CSL, seeking to stall Takeda drug, links antibody to rare disease benefits and plans global filings

CSL is coming for one of Takeda’s fastest-growing products. Phase 3 data on CSL’s garadacimab in a rare disease suggest the monoclonal antibody may have an edge over Takeda’s Takhzyro in terms of efficacy and convenience, giving the biotech a boost as it races to file global regulatory submissions this year.

In August, CSL reported the top-line success of a late-phase study that compared factor XIIa-inhibitory monoclonal antibody garadacimab to placebo in patients with hereditary angioedema (HAE), a disorder characterized by recurrent severe swelling episodes. The data drop showed garadacimab is better than placebo but offered no insights into how it holds up against the drugs used today to prevent HAE attacks.

Over the weekend, CSL revealed its results at the American Academy of Allergy Asthma & Immunology Annual Meeting.

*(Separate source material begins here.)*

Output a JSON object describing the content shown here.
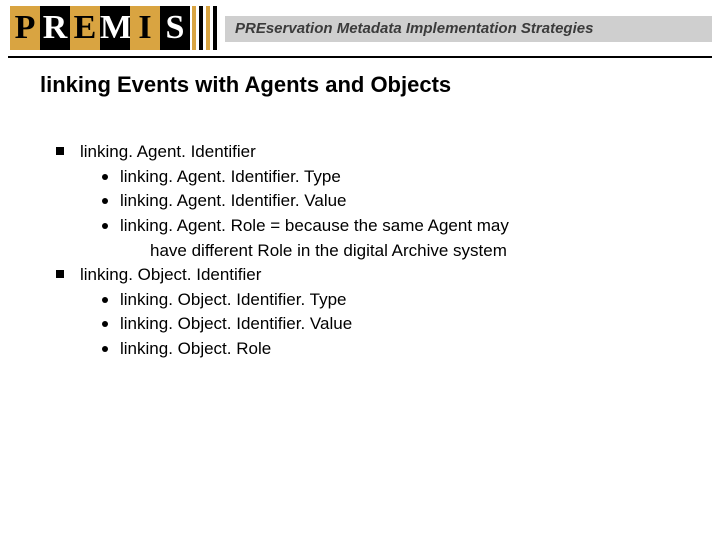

The six-month study found the 39 patients who received monthly subcutaneous doses of garadacimab had a mean attack rate reduction of 86.5% versus placebo. 

CSL showed that 61.5% of recipients of garadacimab were free from attacks during the study, while no people in the placebo cohort were free from attacks. Three-quarters (74.4%) of people in the garadacimab arm experienced a 90% or greater attack reduction versus the run-in period. Safety and tolerability look solid, with no patients dropping out as a result of adverse events. 

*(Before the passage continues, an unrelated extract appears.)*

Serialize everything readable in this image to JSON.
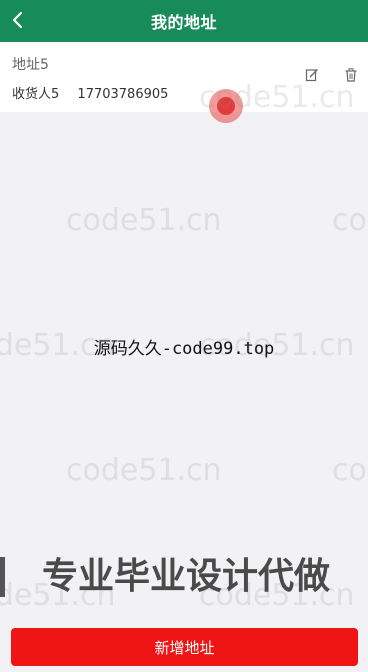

With the caveat that cross-trial comparisons can be unreliable, the results suggest that garadacimab may have an edge over Takhzyro, Takeda’s incumbent subcutaneous drug for preventing HAE attacks. Per its label (PDF), the mean monthly attack rate in recipients of the preferred Takhzyro starting dose was 0.26, versus 0.22 in the garadacimab study, and the reduction relative to placebo was 87%. 

Garadacimab delivered similar results, but there was daylight between the drugs in other areas. Takeda showed 67% of patients on Takhzyro had a 90% or greater reduction in HAE attacks, compared to 74.4% of participants in the garadacimab study. CSL achieved the results despite garadacimab being given half as often as Takhzyro. Patients on Takhzyro can switch to monthly dosing after six months of treatment. 

The subcutaneous products face competition from BioCryst’s oral Orladeyo, sales of which doubled last year despite it causing (PDF) a smaller reduction in attack rate than Takhzyro in its pivotal trial. Takhzyro sales grew 49% over the first nine months of its financial year, putting Takeda on track for a blockbuster year. Amid the competition, sales of CSL’s Haegarda, which is given twice a week, have flatlined (PDF). 

CSL, which plans to file for approval this year, is one of a clutch of companies targeting the HAE market. Ionis Pharmaceuticals has a subcutaneous antisense candidate in phase 3, and Intellia Therapeutics has a CRISPR-based prospect in a first-in-human study.